Connect to Claude / any MCP client (v0.2.0, refreshed 2026-06-09)
- Connect to Claude: a new button in the designer top bar opens a popup that
wires Duckle into Claude Code, Claude Desktop, Cursor, or any MCP client in
one click. Duckle now ships a Model Context Protocol (MCP) server, so an AI
assistant can browse the component catalog, generate a pipeline straight into
your working directory, validate it, run it, and build a standalone artifact- all in your workspace, on your machine.
- One click: "Connect to Claude Code" runs the registration for you;
"Add to Claude Desktop" / "Add to Cursor" write the server into that client's
config (both the Microsoft Store / MSIX and standalone Claude Desktop layouts
are handled); or copy the command / config for any other client. - Bundled, no extra download: the MCP server ships inside the app and reuses the
DuckDB engine, so there is nothing else to install. Headless usage + the full
tool reference are in docs/current/mcp.md. @SouravRoy-ETL
Fixes (v0.2.0, refreshed 2026-06-09)
- Source schema preserved on run (#18 follow-up): running a pipeline no longer
overwrites a source's autodetected / declared schema. Re-running keeps the
schema you set (the engine uses it, e.g. CSV column types) and only refreshes
the preview rows. Covers CSV, Excel, DuckDB and DuckLake sources. - Connector username in ATTACH (#20): PostgreSQL / MySQL / CockroachDB /
Redshift / pgvector connections now map the username field to the DB user in
the generated connection string, so a connection that sets a username
authenticates correctly. Thanks to @kyounghoonJang (#21).
Reroll - 2026-06-09 (logo, smaller downloads, Snowflake + SQLite/DuckDB fixes)
- New brand: a geometric "D." mark replaces the old logo across the app icon /
taskbar, the README hero, and the in-app top bar (theme-aware - brand yellow
on slate in dark mode, orange on a pale disc in light mode). - Snowflake key-pair auth (#22): fixed
390144 "JWT token is invalid"on
regional / PrivateLink accounts. The JWT now uses the account locator only in
its iss / sub claims (the full account is still used for the REST URL). - SQLite / DuckDB sinks (#19): the Write mode dropdown now offers Append,
Truncate, and Upsert (delete-by-key + re-insert, with optional delete-flag
propagation), not just Create or replace. - MCP popup: the "Connect to Claude" action buttons now use Claude's orange to
match its color scheme.
Reroll - 2026-06-10 (Snowflake, DuckDB/SQLite, Excel fixes)

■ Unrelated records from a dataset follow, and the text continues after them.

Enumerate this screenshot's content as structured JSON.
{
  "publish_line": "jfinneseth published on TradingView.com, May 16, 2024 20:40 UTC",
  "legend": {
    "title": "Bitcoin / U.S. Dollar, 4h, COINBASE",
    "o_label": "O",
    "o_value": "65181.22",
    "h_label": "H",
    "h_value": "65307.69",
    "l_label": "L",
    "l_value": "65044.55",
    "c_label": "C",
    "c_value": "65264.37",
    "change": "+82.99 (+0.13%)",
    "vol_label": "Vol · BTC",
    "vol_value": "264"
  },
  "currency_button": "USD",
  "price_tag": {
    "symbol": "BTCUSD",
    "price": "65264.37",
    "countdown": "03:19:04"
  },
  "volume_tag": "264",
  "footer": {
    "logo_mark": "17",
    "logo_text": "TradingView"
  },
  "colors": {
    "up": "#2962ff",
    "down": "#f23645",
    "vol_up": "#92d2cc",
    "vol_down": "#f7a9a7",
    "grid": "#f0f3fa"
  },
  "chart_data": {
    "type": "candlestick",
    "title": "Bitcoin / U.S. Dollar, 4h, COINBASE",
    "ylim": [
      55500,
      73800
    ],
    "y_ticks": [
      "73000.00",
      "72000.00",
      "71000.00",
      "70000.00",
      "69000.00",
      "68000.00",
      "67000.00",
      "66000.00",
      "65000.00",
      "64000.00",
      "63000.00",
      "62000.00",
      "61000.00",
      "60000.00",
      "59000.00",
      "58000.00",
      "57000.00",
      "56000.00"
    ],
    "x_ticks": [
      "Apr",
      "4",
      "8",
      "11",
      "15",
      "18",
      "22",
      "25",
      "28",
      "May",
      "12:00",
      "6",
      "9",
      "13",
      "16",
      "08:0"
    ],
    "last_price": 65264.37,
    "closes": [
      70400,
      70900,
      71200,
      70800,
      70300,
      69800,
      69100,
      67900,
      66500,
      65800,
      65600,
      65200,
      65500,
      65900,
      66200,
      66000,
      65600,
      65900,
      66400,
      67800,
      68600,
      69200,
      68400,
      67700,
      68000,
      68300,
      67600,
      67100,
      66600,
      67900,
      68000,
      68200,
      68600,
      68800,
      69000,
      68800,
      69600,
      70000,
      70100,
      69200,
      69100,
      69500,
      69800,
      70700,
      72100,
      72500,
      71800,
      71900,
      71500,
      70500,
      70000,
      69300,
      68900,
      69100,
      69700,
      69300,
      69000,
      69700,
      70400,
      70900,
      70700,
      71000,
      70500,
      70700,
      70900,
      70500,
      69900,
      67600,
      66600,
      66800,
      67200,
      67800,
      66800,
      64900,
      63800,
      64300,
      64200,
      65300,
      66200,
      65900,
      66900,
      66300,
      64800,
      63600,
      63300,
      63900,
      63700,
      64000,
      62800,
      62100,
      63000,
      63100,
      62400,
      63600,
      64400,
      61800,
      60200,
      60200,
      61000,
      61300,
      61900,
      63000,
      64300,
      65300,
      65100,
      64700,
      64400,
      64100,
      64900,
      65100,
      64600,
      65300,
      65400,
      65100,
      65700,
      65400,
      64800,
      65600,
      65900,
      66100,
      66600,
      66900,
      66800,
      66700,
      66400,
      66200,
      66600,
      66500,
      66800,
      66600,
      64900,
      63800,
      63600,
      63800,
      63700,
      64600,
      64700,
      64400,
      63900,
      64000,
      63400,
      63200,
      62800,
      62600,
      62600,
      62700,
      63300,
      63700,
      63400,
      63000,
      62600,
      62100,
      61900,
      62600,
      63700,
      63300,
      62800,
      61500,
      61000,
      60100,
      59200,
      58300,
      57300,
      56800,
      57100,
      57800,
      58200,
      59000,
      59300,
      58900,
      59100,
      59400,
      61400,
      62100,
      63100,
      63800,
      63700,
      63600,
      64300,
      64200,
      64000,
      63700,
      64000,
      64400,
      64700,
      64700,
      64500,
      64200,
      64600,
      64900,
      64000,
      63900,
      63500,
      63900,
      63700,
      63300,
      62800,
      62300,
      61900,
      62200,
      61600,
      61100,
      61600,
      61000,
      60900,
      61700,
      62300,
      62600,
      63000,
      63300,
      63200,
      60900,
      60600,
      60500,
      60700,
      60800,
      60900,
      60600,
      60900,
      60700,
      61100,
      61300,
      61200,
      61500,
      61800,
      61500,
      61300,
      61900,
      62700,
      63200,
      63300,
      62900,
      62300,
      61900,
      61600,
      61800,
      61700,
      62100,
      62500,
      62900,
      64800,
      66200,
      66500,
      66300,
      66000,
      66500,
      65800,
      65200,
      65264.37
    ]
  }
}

- Snowflake source (#24): result sets that split into multiple partitions
(roughly n>300 wide rows) no longer fail with "response not JSON" - the
gzip-compressed partition bodies are now decoded, and result columns are
typed from the result metadata (real timestamps / dates / numbers instead
of VARCHAR). - SQLite / DuckDB sinks (#19): selecting Upsert without conflict columns now
errors clearly ("upsert needs at least one conflict column") instead of
silently falling back to DROP TABLE + CREATE. - Excel source (#25): the Schema panel is now respected - retyped and removed
columns are applied on read instead of being ignored.
Reroll - 2026-06-10 (canvas quick-add + Iterate / For Each fix)
- Quick-add on the canvas: start typing on the designer to fuzzy-search every
component (sources, transforms, sinks, connectors, control, quality, code)
and drop the match where your cursor is - Enter to add, Esc to close. - Iterate / For Each (#26): these run a child pipeline, but the panel never let
you pick one, so a run failed with "pipelineRef required". You can now select
the pipeline to run (plus an iteration count for Iterate).